I don’t remember thinking, at the time, that he was going to be executed. I didn’t understand, really. If you committed a crime in Massachusetts, I didn’t know you could be executed. That became clear at the indictment. The judge said, you realize that the possible punishments for this are imprisonment or death. That was a heavy moment. The judge was in her robe, and they brought in a court reporter. There were officers of court. It was very official, but it was in a hospital room, which I’ve never seen. When the charges were read to him, suddenly it was outside of my medical comfort zone. It definitely made me question my part in it — part of this societal institution that has this weird authority. I was part of the people on this side of the bar.
Did you have a personal opinion about the death penalty before all of this?
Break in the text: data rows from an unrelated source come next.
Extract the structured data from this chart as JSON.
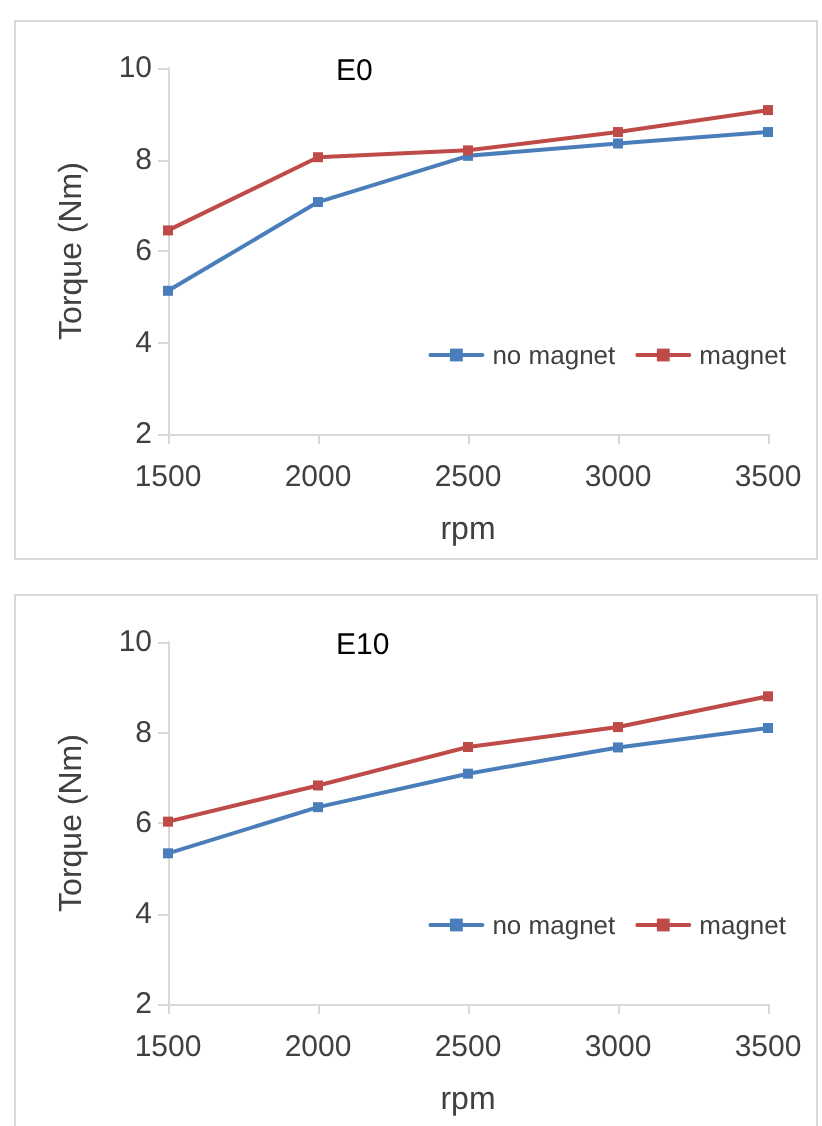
{
  "chart_data": [
    {
      "type": "line",
      "title": "E0",
      "xlabel": "rpm",
      "ylabel": "Torque (Nm)",
      "x": [
        1500,
        2000,
        2500,
        3000,
        3500
      ],
      "xlim": [
        1500,
        3500
      ],
      "xticks": [
        1500,
        2000,
        2500,
        3000,
        3500
      ],
      "ylim": [
        2,
        10
      ],
      "yticks": [
        2,
        4,
        6,
        8,
        10
      ],
      "grid": false,
      "legend": "bottom right",
      "marker": "square",
      "line_style": "solid",
      "series": [
        {
          "name": "no magnet",
          "color": "#4a7ebb",
          "values": [
            5.13,
            7.07,
            8.08,
            8.35,
            8.6
          ]
        },
        {
          "name": "magnet",
          "color": "#be4b48",
          "values": [
            6.45,
            8.05,
            8.2,
            8.6,
            9.08
          ]
        }
      ]
    },
    {
      "type": "line",
      "title": "E10",
      "xlabel": "rpm",
      "ylabel": "Torque (Nm)",
      "x": [
        1500,
        2000,
        2500,
        3000,
        3500
      ],
      "xlim": [
        1500,
        3500
      ],
      "xticks": [
        1500,
        2000,
        2500,
        3000,
        3500
      ],
      "ylim": [
        2,
        10
      ],
      "yticks": [
        2,
        4,
        6,
        8,
        10
      ],
      "grid": false,
      "legend": "bottom right",
      "marker": "square",
      "line_style": "solid",
      "series": [
        {
          "name": "no magnet",
          "color": "#4a7ebb",
          "values": [
            5.33,
            6.35,
            7.09,
            7.67,
            8.1
          ]
        },
        {
          "name": "magnet",
          "color": "#be4b48",
          "values": [
            6.03,
            6.83,
            7.68,
            8.12,
            8.8
          ]
        }
      ]
    }
  ]
}
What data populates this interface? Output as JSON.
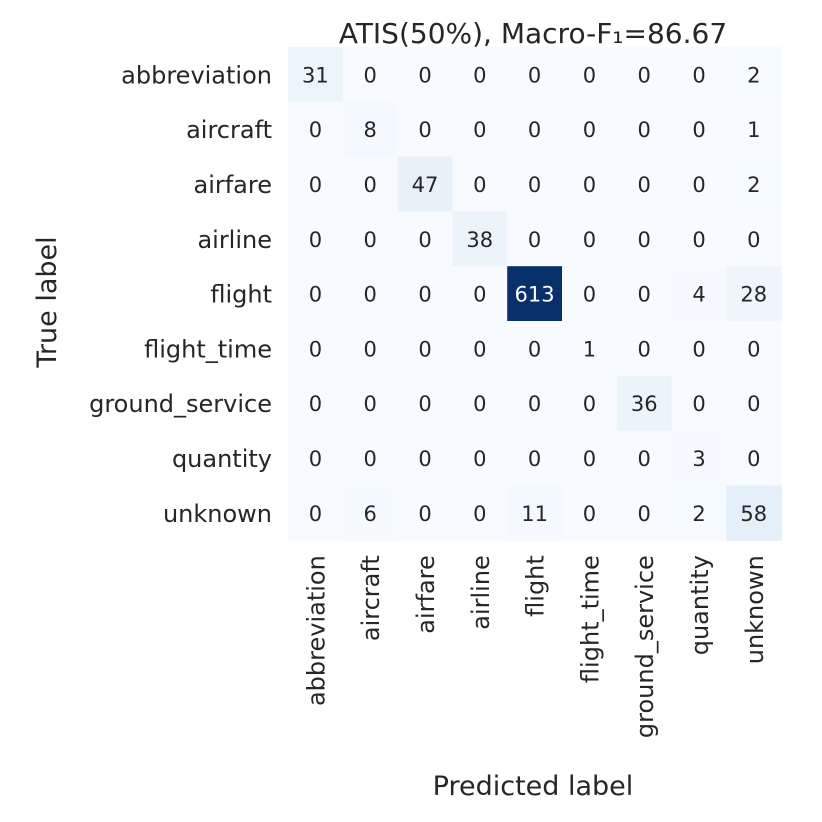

I’ve never been a fan of the death penalty. It’s not necessarily something I agree with politically or ethically. But, that being said, I grew up in Texas. So I’m not unsympathetic to people wanting the death penalty. I get it. I understand that people want it. I just don’t necessarily think that they should be able to get it.
What do you say to someone who says this guy doesn’t deserve the world-class care that he got?
I think everybody deserves world-class care. What would the alternative be? I think people who say that would never actually have to turn somebody down. That’s what I think. Even people who are incarcerated for terrible stuff still get care. It’s just what we do.